In this example, we will create a chatbot app using fal-serverless, Streamlit, and FlexGen. The chatbot will respond to user input by generating text using a pre-trained large language model that is handled by the FlexGen library. This example is adapted from the FlexGen chatbot repository.

Step 1: Install dependencies and authenticate

We only need three packages for this app: fal-serverless, streamlit and streamlit-chat.

pip install fal-serverless streamlit streamlit-chat
fal-serverless auth login

More info on authentication.

Step 2: Define isolated function

Next, in app.py, we define the isolated function that will be used to generate responses. Here's the isolated function definition:

from fal_serverless import isolated

@isolated(
requirements=["git+https://github.com/FMInference/FlexGen.git"],
machine_type="GPU",
keep_alive=60,
)
def run(context):
import argparse
import os
from transformers import AutoTokenizer
from flexgen.flex_opt import (Policy, OptLM, TorchDevice, TorchDisk, TorchMixedDevice,
CompressionConfig, Env, get_opt_config, add_parser_arguments)
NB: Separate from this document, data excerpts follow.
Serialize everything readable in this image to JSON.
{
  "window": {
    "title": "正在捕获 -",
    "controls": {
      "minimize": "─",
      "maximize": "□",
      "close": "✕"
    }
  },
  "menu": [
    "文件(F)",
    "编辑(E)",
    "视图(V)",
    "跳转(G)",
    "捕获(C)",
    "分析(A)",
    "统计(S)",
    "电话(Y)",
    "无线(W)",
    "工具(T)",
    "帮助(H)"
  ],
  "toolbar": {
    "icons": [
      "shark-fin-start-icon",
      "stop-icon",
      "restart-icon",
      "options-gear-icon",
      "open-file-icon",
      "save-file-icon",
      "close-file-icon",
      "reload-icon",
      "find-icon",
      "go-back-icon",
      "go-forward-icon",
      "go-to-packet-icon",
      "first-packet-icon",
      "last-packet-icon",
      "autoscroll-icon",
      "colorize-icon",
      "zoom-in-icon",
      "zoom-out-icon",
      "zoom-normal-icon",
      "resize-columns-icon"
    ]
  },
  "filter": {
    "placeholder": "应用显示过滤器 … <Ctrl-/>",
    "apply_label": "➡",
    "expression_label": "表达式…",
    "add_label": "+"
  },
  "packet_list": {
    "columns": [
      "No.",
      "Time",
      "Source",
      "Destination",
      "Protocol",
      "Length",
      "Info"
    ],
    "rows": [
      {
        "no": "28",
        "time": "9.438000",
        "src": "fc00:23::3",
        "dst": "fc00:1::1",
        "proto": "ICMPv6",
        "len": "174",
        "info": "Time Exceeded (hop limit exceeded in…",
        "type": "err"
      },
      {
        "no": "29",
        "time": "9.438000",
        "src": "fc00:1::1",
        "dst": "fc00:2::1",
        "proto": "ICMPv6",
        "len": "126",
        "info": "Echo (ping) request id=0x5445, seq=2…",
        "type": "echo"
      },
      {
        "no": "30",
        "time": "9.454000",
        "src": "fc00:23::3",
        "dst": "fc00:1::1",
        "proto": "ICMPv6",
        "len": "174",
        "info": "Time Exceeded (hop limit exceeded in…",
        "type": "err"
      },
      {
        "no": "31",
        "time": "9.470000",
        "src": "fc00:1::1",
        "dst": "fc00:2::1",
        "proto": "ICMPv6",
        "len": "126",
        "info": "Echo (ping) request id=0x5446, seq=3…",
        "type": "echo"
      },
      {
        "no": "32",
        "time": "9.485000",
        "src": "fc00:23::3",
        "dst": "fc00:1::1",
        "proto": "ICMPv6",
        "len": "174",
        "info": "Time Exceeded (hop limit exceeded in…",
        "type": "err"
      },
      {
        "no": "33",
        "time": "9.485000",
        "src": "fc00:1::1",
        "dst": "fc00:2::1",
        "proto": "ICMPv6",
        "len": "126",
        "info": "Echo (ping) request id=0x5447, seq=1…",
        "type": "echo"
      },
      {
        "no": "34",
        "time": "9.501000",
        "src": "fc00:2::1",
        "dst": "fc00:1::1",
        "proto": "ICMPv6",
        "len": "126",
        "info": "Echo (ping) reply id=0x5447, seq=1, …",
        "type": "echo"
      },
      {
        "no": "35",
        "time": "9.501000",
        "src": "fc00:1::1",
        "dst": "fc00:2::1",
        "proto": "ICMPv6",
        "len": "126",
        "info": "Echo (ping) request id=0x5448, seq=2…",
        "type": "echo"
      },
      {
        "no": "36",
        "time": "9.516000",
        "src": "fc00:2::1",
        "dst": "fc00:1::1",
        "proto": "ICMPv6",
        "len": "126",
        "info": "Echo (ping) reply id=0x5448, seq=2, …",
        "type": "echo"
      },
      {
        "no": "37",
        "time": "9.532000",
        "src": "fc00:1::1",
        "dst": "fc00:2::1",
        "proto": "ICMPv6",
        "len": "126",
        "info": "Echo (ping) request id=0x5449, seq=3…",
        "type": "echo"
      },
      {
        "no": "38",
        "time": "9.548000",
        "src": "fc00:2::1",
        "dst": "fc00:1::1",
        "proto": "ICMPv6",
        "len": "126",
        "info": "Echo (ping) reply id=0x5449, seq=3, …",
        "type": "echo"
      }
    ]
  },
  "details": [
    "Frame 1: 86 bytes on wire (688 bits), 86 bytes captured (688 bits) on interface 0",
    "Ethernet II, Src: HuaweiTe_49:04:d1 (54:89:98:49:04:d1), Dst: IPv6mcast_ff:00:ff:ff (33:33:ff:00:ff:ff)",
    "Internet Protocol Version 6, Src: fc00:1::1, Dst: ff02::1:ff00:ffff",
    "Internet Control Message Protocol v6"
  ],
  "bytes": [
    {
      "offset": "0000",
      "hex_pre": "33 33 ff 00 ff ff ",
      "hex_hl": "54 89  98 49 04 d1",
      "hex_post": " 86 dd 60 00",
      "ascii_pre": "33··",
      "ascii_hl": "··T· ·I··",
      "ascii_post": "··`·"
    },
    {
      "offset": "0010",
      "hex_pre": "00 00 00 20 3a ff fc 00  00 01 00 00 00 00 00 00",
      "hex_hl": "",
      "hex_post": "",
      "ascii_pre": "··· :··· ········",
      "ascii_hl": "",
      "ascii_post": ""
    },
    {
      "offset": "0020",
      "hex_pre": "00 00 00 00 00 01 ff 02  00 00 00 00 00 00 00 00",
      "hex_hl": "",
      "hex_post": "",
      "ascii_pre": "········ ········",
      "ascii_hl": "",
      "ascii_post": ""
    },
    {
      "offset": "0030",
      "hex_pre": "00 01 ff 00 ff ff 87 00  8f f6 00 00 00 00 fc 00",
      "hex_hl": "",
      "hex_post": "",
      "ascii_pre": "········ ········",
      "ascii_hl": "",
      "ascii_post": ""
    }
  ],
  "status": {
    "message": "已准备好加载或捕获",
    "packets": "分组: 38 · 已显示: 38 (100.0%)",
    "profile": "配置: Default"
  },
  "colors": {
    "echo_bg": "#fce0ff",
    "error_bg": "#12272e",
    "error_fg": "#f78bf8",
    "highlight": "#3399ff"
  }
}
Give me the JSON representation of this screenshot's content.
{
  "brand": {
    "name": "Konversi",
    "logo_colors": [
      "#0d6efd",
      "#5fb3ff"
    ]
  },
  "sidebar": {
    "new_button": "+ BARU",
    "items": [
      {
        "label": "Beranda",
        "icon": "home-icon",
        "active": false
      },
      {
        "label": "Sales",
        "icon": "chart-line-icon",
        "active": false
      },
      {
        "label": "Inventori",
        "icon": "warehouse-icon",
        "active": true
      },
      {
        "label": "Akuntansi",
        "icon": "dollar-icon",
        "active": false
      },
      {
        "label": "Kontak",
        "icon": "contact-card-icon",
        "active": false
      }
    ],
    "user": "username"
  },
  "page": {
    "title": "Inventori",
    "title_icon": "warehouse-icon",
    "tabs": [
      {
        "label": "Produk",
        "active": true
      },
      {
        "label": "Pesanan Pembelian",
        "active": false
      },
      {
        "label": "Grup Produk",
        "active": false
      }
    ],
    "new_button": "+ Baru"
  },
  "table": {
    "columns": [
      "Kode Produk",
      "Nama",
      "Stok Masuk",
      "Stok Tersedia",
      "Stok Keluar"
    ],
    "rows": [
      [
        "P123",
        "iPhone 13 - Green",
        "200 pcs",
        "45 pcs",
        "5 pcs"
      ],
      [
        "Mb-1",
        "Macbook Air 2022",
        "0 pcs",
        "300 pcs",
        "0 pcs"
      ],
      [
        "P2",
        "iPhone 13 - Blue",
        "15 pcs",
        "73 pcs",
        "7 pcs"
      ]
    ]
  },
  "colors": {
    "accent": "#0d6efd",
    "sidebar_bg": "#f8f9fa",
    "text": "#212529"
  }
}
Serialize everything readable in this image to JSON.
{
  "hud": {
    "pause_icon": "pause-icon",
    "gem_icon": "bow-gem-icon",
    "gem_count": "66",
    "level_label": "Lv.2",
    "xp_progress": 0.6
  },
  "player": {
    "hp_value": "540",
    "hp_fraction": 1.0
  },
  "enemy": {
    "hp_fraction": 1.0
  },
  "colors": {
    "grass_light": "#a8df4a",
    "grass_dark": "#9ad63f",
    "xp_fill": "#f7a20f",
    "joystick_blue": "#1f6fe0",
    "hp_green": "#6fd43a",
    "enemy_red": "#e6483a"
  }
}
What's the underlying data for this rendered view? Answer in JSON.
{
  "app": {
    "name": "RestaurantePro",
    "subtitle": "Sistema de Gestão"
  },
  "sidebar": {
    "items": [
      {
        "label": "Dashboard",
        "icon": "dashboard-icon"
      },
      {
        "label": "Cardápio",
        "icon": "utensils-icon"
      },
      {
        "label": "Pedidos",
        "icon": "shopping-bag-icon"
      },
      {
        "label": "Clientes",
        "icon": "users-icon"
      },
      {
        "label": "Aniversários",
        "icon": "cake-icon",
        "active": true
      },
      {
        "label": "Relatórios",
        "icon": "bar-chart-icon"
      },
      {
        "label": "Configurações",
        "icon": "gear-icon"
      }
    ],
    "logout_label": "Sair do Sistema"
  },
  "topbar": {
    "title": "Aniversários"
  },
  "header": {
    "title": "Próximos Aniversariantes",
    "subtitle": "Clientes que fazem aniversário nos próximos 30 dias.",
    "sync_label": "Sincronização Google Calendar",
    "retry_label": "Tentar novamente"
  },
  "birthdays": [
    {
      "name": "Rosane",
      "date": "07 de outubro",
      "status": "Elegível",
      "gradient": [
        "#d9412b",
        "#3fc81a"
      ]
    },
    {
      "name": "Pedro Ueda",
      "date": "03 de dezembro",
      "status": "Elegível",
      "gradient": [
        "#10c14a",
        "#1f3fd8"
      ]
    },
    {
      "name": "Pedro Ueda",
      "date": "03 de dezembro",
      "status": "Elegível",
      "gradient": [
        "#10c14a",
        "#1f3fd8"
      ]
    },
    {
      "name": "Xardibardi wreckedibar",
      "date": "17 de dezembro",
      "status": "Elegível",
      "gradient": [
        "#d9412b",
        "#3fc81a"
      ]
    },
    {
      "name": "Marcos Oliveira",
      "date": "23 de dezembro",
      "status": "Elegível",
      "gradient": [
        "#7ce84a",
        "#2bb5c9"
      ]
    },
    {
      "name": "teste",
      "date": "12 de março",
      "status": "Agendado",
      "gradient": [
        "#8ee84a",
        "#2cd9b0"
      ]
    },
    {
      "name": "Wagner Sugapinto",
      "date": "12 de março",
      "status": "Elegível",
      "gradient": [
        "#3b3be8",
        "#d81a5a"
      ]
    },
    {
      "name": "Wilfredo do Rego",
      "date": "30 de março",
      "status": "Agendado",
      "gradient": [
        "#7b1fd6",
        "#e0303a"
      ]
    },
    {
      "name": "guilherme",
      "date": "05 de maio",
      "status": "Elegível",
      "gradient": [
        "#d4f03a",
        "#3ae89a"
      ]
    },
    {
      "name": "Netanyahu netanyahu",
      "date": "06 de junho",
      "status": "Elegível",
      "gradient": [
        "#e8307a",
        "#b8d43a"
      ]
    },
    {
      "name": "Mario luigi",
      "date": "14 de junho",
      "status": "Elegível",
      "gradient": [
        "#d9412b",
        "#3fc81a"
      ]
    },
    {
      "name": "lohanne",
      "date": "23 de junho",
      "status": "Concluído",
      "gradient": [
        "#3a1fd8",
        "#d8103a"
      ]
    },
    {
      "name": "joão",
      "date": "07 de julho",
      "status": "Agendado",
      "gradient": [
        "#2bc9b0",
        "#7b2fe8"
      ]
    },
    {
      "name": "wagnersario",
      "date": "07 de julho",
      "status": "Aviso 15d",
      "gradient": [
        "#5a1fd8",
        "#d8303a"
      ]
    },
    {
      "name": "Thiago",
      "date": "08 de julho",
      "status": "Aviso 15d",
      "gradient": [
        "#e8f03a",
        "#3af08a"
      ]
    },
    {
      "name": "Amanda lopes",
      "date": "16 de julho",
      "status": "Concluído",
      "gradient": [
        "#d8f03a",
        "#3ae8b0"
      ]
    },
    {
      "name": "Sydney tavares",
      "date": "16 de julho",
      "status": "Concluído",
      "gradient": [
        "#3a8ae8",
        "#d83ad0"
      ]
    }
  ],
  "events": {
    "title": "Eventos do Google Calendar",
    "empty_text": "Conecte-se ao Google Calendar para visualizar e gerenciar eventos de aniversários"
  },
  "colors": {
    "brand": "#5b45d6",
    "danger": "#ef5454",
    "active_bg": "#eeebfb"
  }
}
os.environ['TRANSFORMERS_CACHE'] = '/data/hfcache'
def run_chat(args, context):
# Initialize environment
gpu = TorchDevice("cuda:0")
cpu = TorchDevice("cpu")
disk = TorchDisk(args.offload_dir)
env = Env(gpu=gpu, cpu=cpu, disk=disk, mixed=TorchMixedDevice([gpu, cpu, disk]))

# Offloading policy
policy = Policy(1, 1,
args.percent[0], args.percent[1],
args.percent[2], args.percent[3],
args.percent[4], args.percent[5],
overlap=True, sep_layer=True, pin_weight=args.pin_weight,
cpu_cache_compute=False, attn_sparsity=1.0,
compress_weight=args.compress_weight,
comp_weight_config=CompressionConfig(
num_bits=4, group_size=64,
group_dim=0, symmetric=False),
compress_cache=args.compress_cache,
comp_cache_config=CompressionConfig(
num_bits=4, group_size=64,
group_dim=2, symmetric=False))

# Model
tokenizer = AutoTokenizer.from_pretrained("facebook/opt-30b", padding_side="left")
tokenizer.add_bos_token = False
stop = tokenizer("\n").input_ids[0]

opt_config = get_opt_config(args.model)
model = OptLM(opt_config, env, args.path, policy)
model.init_all_weights()

# Chat
inputs = tokenizer([context])
output_ids = model.generate(
inputs.input_ids,
do_sample=True,
temperature=0.7,
max_new_tokens=96,
stop=stop)
outputs = tokenizer.batch_decode(output_ids, skip_special_tokens=True)[0]
try:
index = outputs.index("\n", len(context))
except ValueError:
outputs += "\n"
index = outputs.index("\n", len(context))

outputs = outputs[:index + 1]
return outputs

parser = argparse.ArgumentParser()
add_parser_arguments(parser)
args = parser.parse_args([
"--model", "facebook/opt-6.7b",
"--path", "/data/flexgen/weights",
"--offload-dir", "/data/flexgen/offload",
"--percent", "100", "0", "100", "0", "100", "0",
"--pin-weight", "true",

])
return run_chat(args, context=context)

This function defines another function run_chat, that initializes the environment by setting up the GPU, CPU, and disk devices required for the computation. run_chat then loads a pre-trained language model using the OptLM class from the FlexGen library. The model is initialized with an offloading policy and the devices defined in the environment. The function generates a response to the input text by passing it through the model using the generate method. The run function prepares the argument parameters for run_chat.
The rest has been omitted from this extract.